Publishers also have to think way beyond their local and domestic audience. The entire world is hungry for content, and appealing to an international audience is a proven way to attract readers year round.
“One of the things that places are noticing is the importance of traffic internationally and how that affects things that we’re looking at,” said Sree Sreenivasan, chief digital officer at the Metropolitan Museum of Art and professor at the Columbia Graduate School of Journalism. “The country that’s the most surprising on news site traffic is India. India is number two or number three for everything from The New York Times to NPR to The New Yorker just because of all the English speakers there. In India, they’ve never heard of National Public Radio, but they’re showing up on their website. The New Yorker might sell two subscriptions in all of India, but their website is huge there.”
Matejko agreed. He said it isn’t uncommon for him to wake up to a slew of tweets from around the world about his content. “Thirty percent of our Twitter followers are from outside of the U.S.,” Matejko said. “These people can access our content any place, any time. It’s just a matter of monitoring your readership … and heeding those demands.”
Sreenivasan explained why publishers like Matejko are literally attracting readers in every waking moment.
“We’ve changed as a society. We’ve changed as consumers,” Sreenivasan said. “We’ve changed as people who manage our time in different ways. All of that, I think, is reflected in changes that we’re seeing in traffic patterns on websites. When websites first came along, there was a bell curve. People on the East Coast went to their offices and at nine o’clock, traffic would start on your website. It would start peaking around noon, one o’clock, two o’clock, and start going downhill from there before petering out.”

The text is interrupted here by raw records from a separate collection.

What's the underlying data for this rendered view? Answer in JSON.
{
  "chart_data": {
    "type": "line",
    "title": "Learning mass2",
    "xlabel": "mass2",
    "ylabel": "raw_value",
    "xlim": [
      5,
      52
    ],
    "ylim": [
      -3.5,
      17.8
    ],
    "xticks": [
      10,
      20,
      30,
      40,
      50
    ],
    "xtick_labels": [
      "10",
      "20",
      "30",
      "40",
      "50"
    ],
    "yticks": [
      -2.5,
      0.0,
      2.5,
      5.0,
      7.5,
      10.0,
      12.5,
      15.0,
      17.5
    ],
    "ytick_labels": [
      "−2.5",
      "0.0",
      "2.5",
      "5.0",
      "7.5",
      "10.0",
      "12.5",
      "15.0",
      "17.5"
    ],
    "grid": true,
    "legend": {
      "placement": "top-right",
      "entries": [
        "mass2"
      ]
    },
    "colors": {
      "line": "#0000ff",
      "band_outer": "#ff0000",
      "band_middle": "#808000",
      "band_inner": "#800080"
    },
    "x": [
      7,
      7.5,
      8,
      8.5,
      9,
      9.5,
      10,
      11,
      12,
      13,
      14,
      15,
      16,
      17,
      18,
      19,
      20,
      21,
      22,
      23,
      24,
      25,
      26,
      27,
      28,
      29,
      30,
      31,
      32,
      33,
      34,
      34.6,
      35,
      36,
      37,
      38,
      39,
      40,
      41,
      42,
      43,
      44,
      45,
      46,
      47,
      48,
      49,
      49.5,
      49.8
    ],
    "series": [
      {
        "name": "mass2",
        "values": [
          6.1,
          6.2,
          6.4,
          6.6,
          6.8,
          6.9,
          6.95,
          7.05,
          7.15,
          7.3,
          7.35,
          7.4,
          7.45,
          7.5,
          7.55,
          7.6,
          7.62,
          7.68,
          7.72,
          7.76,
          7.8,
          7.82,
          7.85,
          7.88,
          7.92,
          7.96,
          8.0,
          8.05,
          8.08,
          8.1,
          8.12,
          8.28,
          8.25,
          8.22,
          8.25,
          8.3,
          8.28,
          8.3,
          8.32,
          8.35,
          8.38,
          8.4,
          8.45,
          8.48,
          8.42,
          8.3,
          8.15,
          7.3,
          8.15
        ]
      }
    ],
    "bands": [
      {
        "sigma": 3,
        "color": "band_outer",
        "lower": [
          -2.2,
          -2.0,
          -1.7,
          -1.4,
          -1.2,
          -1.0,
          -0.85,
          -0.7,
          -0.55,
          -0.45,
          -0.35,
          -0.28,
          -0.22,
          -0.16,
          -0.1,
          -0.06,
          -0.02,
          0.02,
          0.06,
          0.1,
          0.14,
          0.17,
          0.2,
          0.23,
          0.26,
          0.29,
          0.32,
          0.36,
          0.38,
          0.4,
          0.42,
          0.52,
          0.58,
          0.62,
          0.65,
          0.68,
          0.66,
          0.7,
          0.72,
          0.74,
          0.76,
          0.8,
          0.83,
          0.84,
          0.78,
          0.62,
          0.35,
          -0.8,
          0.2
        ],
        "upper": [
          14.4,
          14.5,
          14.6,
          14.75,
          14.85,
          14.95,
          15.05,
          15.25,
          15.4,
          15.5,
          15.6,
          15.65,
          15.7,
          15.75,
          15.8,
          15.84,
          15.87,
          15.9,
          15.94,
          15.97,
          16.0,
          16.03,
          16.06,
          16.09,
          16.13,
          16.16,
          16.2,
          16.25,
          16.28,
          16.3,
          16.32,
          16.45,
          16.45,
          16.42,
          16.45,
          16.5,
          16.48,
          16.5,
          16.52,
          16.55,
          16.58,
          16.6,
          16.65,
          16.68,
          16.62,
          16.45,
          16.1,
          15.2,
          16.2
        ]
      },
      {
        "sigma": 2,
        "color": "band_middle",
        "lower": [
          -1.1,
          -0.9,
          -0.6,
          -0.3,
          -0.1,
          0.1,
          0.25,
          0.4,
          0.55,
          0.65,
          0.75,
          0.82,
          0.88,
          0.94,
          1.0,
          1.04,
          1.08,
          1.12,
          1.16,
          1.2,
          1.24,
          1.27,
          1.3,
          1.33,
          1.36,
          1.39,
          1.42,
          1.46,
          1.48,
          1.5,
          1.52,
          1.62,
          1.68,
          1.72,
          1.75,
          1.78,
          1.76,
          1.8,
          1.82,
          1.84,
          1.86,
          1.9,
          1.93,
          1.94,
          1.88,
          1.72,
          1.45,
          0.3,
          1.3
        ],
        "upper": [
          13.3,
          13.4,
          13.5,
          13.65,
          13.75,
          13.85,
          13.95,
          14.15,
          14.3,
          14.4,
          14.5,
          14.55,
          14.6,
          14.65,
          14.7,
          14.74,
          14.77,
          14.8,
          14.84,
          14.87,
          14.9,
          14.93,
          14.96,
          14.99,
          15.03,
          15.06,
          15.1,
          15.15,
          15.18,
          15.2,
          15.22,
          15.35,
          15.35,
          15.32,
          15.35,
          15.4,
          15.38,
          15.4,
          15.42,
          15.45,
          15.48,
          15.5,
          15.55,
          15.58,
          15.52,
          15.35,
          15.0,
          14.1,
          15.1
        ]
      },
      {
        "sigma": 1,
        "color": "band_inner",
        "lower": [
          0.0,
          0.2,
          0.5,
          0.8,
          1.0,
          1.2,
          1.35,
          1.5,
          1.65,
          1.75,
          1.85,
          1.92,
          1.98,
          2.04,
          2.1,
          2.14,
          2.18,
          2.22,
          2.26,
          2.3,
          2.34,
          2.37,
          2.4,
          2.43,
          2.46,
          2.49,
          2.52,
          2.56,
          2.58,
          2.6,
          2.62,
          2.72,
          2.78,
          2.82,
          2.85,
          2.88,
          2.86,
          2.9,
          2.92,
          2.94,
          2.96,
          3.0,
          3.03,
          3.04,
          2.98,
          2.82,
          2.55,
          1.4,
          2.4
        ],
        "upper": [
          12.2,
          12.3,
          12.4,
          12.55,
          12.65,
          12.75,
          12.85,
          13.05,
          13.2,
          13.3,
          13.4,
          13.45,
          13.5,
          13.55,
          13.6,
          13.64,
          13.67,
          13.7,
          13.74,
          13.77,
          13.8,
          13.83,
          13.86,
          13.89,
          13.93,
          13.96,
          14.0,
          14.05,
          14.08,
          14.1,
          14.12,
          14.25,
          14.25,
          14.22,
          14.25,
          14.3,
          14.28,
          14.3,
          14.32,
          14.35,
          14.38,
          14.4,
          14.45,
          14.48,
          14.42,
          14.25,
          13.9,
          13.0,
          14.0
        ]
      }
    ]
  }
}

“A lot has changed now because people are going online when they wake up, ” he added. “They’re not driving to work, sitting at a desk, and thinking, ‘Oh, I’m going to go on the web.’ They’re just on the web automatically—for social, email, and links through the iPad, iPhone, and all of that.”
There is no reason to accept a summer slowdown as inevitable. These days, a publisher can attract a large audience any time of year as long as they are churning out compelling content.
Manhattan’s summer is Rio de Janeiro’s winter. The audience is out there. It’s just a matter of identifying it and giving them what they want.
It’s also important to note that no matter how much and how quickly the world changes, people will likely always take breaks and behave differently during the summer months. Nothing—absolutely nothing—will be able to fully fight the truisms expressed by Will Smith in his classic ode, “Summertime.”